Assistance from his office covers basic necessities like rent, groceries, shoes, electricity and water. He can help people transition from a homeless shelter to an apartment by assisting with the deposit –– often a barrier even for people with jobs that pay minimum wage. Abdnour connects his clients with GED programs and other sources of help.

He is researching ways to help impoverished senior citizens get cleaning and new batteries for their hearing aides.

“We have a serious problem with poverty in this community and this country,” he said. “We need to acknowledge that and address long-term solutions. It is our moral responsibility.”

The UN report on poverty in the United States concludes: “Extreme inequality thus poses a threat not just to economic efficiency but to the well-being of American democracy.”

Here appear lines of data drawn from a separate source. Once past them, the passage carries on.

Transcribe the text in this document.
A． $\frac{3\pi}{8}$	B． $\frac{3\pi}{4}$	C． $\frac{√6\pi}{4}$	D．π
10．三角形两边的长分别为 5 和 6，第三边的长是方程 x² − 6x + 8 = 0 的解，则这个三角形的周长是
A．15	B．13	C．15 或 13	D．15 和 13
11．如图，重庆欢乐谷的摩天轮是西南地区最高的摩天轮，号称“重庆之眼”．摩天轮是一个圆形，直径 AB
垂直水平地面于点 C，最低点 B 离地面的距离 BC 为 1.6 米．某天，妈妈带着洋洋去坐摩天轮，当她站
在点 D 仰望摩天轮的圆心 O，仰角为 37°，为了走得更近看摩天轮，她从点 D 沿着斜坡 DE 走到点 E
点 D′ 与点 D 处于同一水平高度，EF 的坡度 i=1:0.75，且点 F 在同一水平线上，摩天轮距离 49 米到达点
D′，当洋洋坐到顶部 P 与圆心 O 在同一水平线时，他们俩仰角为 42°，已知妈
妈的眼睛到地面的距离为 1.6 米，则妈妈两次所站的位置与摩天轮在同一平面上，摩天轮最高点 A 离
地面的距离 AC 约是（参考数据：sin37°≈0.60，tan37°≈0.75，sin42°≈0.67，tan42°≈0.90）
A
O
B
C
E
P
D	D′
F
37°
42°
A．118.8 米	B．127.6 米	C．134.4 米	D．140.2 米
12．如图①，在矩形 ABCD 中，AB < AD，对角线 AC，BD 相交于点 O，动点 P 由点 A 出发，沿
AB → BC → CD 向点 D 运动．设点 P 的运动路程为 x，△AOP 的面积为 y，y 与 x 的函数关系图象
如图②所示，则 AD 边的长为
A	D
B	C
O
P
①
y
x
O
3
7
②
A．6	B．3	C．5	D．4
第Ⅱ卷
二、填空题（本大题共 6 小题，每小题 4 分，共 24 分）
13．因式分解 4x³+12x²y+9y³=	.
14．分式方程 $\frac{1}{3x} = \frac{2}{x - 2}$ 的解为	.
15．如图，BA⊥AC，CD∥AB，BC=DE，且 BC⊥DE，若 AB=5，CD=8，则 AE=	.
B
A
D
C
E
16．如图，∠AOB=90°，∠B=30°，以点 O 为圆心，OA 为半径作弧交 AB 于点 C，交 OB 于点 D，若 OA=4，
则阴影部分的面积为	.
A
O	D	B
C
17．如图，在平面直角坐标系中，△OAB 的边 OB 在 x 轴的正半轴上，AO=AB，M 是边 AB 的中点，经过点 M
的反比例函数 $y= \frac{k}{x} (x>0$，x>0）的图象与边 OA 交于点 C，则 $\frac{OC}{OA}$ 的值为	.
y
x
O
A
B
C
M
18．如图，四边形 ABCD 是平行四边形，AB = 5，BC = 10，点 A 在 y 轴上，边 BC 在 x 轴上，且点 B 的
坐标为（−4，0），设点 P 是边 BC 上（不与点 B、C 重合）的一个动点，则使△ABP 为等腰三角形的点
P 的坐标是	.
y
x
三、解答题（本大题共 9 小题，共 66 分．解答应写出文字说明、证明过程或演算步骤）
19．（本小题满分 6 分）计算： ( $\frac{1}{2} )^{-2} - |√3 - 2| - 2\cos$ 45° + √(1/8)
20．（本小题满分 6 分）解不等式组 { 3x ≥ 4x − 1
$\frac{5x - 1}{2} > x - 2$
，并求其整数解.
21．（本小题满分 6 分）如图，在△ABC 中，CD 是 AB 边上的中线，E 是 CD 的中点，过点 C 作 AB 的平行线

2 comments for “UN: American Dream Becoming American Illusion

  1. August 1, 2018 at 12:58 pm

    Great story. Would the woman in the photo be eligible for Medicaid-paid nursing home or other benefits? Does she get Social Security and Medicare? It’s a scandal for an elderly person to be homeless.

  2. Ed Dentino
    August 6, 2018 at 3:45 pm

    We have become two Americas. One is what I call the “carriage trade” people. Those with a high income earning person or two pretty high income people that make the necessities and extras of living well possible. Then, the rest of us. The evidence for the change is seen through the increase in thrift shops, dollar stores, pawn shops, yard sales. Corresponding is a decrease in the department stores that served as middle income general purpose merchandise outlets. The sum of Clare Howard’s listing of the U.N. issues is correct. It is an economic shift that is inefficient and restrictive of democracy and values. As this evolves, it will only be churches and agencies that provide safety nets. Our government, mired in demeaning and insulting statements for many who are treated as willfully poor and not deserving of help, has morphed into a negligent, illogical, and unethical mode that will not easily be contained.